Op 29 september 1918 wordt Willebrordus Hermanus Gregorius Cornelis van den Heuvel – roepnaam Wilhelm – geboren in Borne als zoon van grondwerker Hendrikus van den Heuvel (Nijkerk 1888) en Johanna Kroeze (Tubbergen ca. 1891). Zijn ouders zijn in 1911 getrouwd. Vader is een rustige man, moeder is streng. Het gezin is rooms-katholiek. Hendrikus overlijdt begin 1926 als zijn zoon 7 jaar is. Van den Heuvel wordt timmerman.
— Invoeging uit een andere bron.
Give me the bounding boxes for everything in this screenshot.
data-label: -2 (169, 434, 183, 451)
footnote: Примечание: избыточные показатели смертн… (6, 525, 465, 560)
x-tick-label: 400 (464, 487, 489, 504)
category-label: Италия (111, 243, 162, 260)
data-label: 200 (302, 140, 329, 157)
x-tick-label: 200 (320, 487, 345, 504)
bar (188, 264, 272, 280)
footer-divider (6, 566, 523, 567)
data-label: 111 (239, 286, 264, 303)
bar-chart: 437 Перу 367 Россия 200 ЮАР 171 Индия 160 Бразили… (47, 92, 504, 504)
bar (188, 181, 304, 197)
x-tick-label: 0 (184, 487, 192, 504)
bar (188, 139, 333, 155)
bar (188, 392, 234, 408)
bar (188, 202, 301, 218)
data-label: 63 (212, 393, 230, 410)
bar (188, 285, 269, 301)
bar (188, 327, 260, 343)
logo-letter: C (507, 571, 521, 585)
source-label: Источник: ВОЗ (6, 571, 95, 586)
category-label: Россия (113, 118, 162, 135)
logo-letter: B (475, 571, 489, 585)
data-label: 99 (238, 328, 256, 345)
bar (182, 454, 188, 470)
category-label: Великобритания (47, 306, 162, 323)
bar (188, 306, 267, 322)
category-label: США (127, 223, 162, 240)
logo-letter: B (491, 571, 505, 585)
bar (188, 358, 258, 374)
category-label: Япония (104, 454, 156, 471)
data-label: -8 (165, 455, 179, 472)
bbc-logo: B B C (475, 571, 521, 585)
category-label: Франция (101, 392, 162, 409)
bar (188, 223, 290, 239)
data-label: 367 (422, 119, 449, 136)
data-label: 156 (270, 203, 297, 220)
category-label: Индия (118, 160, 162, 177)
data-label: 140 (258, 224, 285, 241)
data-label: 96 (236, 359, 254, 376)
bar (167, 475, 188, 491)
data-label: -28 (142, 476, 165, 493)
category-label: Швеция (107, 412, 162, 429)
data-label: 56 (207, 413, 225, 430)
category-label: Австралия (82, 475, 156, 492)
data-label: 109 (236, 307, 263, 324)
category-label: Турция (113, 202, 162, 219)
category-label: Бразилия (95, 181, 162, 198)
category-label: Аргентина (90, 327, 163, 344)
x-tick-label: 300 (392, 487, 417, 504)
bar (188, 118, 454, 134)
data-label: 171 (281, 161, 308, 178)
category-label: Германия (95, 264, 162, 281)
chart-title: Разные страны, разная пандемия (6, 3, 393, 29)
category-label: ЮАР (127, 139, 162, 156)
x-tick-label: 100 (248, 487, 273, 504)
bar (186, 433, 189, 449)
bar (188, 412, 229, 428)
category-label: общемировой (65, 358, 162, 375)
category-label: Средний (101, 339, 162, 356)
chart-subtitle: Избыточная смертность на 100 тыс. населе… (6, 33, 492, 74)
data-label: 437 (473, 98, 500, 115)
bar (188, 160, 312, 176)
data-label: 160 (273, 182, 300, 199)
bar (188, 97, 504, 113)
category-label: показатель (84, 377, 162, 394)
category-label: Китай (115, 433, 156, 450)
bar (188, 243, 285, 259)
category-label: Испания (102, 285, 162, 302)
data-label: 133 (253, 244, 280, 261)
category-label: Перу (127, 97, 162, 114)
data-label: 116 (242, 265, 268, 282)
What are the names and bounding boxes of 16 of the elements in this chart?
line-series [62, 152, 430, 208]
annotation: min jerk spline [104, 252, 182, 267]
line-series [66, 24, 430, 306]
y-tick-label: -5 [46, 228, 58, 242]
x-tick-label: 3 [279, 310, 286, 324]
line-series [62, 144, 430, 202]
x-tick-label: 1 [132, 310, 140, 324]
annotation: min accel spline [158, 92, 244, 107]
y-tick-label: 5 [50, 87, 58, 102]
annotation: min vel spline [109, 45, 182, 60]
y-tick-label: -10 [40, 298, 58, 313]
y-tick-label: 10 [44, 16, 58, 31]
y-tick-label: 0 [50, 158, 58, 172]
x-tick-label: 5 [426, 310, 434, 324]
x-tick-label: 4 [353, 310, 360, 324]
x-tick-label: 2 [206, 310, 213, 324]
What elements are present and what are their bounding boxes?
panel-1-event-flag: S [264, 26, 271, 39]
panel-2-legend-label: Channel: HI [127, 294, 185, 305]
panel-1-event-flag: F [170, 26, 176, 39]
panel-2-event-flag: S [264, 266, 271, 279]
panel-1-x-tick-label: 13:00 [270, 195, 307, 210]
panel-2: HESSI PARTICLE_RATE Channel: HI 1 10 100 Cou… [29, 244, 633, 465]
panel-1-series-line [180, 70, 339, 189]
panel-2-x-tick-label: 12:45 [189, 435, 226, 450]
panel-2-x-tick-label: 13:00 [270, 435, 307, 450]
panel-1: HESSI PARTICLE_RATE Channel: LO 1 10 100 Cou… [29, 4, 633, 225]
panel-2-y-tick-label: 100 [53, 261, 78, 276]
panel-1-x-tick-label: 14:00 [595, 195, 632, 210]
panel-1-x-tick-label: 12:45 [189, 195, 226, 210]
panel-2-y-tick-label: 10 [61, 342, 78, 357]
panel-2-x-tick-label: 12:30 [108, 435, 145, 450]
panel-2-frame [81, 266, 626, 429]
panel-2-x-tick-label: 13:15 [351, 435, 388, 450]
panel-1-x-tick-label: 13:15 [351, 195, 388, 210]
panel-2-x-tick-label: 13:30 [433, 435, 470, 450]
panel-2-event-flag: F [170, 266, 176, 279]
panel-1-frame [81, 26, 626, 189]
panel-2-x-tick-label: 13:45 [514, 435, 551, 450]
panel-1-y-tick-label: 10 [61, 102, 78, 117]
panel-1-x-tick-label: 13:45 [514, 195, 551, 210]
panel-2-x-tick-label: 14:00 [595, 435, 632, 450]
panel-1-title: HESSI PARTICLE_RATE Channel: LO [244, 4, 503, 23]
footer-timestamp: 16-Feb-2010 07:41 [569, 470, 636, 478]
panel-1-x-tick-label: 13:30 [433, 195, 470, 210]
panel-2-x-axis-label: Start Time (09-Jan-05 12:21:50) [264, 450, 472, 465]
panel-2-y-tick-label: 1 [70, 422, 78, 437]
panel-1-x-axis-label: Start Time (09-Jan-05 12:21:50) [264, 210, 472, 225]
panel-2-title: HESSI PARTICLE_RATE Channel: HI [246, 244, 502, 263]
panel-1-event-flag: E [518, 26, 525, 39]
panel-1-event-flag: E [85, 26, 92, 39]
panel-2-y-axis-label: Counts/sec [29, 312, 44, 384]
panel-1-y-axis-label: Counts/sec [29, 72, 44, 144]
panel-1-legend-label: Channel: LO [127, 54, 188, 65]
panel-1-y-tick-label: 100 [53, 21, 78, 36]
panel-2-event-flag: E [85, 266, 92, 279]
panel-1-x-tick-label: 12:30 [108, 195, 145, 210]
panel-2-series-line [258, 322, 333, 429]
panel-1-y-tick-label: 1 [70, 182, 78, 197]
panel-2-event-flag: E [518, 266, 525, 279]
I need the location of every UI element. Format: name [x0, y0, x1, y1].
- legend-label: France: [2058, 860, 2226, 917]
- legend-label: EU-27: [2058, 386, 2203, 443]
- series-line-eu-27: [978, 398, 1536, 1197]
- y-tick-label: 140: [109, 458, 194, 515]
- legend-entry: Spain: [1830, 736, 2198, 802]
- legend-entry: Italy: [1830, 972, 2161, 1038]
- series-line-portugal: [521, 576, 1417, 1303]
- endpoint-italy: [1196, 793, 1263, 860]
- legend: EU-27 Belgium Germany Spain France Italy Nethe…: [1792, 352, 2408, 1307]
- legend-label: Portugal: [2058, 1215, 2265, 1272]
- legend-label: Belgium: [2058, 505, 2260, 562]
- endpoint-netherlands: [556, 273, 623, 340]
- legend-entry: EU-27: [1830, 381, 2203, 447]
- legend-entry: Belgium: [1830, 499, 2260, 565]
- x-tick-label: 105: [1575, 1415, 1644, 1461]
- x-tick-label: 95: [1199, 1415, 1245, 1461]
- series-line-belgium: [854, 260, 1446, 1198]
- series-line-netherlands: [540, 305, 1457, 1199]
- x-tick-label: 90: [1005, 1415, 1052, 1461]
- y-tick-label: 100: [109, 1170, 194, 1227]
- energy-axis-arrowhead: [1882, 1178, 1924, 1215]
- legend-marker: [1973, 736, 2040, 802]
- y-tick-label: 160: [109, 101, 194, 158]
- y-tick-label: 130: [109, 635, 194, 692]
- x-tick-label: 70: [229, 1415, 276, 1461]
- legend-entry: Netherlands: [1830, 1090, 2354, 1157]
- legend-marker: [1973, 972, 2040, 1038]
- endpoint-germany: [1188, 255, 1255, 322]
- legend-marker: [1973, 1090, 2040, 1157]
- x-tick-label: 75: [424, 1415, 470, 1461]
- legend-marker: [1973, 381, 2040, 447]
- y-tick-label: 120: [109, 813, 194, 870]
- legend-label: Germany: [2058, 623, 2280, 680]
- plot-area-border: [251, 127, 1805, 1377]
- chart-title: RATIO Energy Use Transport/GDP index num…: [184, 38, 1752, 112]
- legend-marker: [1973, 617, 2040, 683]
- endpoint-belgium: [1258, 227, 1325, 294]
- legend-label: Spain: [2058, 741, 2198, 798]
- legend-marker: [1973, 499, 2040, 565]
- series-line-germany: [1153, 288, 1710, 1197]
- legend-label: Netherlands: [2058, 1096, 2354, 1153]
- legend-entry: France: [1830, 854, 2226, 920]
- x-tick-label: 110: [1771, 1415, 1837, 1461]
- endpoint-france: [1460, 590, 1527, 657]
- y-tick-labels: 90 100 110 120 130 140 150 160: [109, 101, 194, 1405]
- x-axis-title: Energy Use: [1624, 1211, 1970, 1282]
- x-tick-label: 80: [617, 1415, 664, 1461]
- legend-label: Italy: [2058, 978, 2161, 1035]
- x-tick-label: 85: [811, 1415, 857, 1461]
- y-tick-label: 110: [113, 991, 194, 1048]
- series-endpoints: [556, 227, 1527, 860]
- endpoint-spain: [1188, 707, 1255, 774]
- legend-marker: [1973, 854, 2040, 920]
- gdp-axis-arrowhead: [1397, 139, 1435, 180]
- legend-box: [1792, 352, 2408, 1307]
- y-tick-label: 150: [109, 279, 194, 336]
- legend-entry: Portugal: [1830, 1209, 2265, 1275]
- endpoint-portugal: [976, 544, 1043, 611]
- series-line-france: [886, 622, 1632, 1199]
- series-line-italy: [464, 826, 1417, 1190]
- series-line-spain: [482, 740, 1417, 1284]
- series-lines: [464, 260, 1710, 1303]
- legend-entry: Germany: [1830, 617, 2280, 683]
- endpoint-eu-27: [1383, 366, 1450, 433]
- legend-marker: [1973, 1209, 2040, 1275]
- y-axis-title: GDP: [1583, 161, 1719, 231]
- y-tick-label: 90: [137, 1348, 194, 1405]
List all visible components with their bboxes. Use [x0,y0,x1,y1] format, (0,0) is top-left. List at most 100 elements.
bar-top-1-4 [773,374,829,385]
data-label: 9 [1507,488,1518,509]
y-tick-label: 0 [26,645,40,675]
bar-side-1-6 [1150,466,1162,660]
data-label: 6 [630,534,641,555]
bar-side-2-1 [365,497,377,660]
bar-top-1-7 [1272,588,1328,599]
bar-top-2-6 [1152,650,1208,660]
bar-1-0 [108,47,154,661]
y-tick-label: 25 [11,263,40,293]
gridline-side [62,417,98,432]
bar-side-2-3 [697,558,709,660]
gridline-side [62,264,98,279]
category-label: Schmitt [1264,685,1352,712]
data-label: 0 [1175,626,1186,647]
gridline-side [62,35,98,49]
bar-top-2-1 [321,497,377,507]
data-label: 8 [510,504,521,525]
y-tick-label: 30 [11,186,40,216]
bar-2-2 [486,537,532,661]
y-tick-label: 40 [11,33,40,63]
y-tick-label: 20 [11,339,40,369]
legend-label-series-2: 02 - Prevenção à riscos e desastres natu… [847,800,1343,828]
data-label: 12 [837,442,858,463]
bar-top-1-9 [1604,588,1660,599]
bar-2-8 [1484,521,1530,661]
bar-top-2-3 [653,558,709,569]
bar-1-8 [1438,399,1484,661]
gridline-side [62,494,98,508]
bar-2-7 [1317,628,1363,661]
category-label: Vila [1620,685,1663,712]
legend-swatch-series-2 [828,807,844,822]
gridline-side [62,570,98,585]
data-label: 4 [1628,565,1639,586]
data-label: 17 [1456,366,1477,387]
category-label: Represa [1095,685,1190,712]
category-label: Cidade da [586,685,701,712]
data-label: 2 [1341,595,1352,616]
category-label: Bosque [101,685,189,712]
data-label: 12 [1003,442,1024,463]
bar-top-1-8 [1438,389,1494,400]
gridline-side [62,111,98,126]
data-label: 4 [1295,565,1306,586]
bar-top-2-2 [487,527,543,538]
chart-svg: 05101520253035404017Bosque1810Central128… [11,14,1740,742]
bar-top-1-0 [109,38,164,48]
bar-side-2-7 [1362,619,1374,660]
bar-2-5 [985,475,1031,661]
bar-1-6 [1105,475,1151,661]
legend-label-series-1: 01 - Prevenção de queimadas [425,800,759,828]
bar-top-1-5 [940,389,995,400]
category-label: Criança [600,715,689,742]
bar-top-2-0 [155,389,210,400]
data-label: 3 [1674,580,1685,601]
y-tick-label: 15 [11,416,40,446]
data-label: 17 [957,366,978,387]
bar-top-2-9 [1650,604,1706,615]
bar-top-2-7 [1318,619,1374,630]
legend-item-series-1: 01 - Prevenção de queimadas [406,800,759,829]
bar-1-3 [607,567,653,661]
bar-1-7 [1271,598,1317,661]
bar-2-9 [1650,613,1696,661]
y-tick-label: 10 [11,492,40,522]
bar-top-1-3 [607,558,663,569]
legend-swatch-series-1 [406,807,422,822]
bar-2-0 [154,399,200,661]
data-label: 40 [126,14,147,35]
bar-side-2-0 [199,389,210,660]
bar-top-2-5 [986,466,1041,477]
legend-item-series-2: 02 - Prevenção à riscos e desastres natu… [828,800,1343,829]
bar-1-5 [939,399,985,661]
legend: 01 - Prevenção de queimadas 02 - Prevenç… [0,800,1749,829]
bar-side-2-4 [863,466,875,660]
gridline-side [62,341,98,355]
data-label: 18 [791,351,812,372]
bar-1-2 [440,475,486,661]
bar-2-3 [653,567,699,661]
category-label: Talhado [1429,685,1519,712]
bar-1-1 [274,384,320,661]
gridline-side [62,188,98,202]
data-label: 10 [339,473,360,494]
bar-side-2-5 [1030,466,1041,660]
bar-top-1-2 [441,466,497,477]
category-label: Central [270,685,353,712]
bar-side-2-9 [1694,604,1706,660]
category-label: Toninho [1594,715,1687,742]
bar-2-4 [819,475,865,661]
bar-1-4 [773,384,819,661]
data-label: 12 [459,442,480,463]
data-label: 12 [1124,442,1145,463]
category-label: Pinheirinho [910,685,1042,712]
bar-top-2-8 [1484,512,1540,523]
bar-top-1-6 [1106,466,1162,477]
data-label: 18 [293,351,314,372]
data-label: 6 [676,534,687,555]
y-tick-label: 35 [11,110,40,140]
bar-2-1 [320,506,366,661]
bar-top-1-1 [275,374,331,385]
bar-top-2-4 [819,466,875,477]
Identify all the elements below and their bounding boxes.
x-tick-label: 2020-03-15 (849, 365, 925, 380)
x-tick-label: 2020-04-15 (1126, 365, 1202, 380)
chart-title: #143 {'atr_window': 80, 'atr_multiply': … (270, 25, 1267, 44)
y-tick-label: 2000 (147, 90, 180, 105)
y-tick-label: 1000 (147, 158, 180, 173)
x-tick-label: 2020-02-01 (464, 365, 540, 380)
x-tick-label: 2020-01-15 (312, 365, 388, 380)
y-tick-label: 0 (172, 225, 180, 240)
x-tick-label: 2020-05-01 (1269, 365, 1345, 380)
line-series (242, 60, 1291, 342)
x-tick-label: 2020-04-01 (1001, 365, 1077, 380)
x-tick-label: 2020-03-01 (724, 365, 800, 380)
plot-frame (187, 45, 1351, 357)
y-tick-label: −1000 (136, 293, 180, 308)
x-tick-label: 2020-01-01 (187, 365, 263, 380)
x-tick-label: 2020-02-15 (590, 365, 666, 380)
Voor de Nederlandse spoorwegen onderhoudt hij treinsporen.
De oorlog
In juli 1940 verhuist Van den Heuvel vanuit Borne naar Amersfoort. In november is hij weer terug in Borne. Begin 1944 komt hij een vriendinnetje van vroeger tegen, Grada Johanna Kamerink (1918). Zij is geboren op een boerderij in het gehucht Rectum bij Wierden. Haar moeder is al jong overleden en Grada is vroeg uit huis gegaan, omdat haar karakter botst met dat van haar vader. Ze werkt als kamermeisje bij hotel De Leeuw in Almelo. Dat is waarschijnlijk de plek waar ze Wilhelm weer ontmoet. Op 15 juni 1944 – Grada is dan al in verwachting – trouwt het paar. Van den Heuvel woont op dat moment in de Ruyterstraat in Borne. Zijn kersverse echtgenote trekt in juli bij hem in. Vervolgens verhuist het stel naar Almelo, want daar wordt op 18 november 1944 hun dochter Grada Johanna Hendrika geboren. Begin december woont het gezin op de Lijsterstraat 5 (nu de J.B. van Loghemstraat) in de sociale woningbouw van de arbeiderswijk Witvoetenland. Tegenover hen op Lijsterstraat 6 woont de met Wilhelm gefusilleerde bakkershulp Gerhardus Hendrikus ten Voorde. Van den Heuvel wordt echter al gauw opgenomen met pleuritis (een ontsteking van het long- of borstvlies) in het Diaconessenhuis in Almelo. De ziekte zelf is niet besmettelijk, maar oorzaken als een longontsteking of acute bronchitis kunnen dat wel zijn. Daarom ligt Wilhelm in een speciaal afgeschermde tent en kan hij zijn dochtertje alleen van afstand zien. Ondanks de aandoening wordt Van den Heuvel op 2 januari 1945 door de Duitse Feldgendarmerie gearresteerd, net als Ten Voorde. In hun naoorlogs dossier staat dat de laatste in het bezit van vuurwapens was en dat beide mannen aan zwarte handel deden. Maar volgens dochter Grada was haar vader geen zwarthandelaar. Hij was juist zeer empathisch en zou in het verzet hebben gezeten. Via het Huis van Bewaring in Almelo belanden Van den Heuvel en Ten Voorde in De Kruisberg. Op 2 maart staan ze beiden voor het vuurpeloton.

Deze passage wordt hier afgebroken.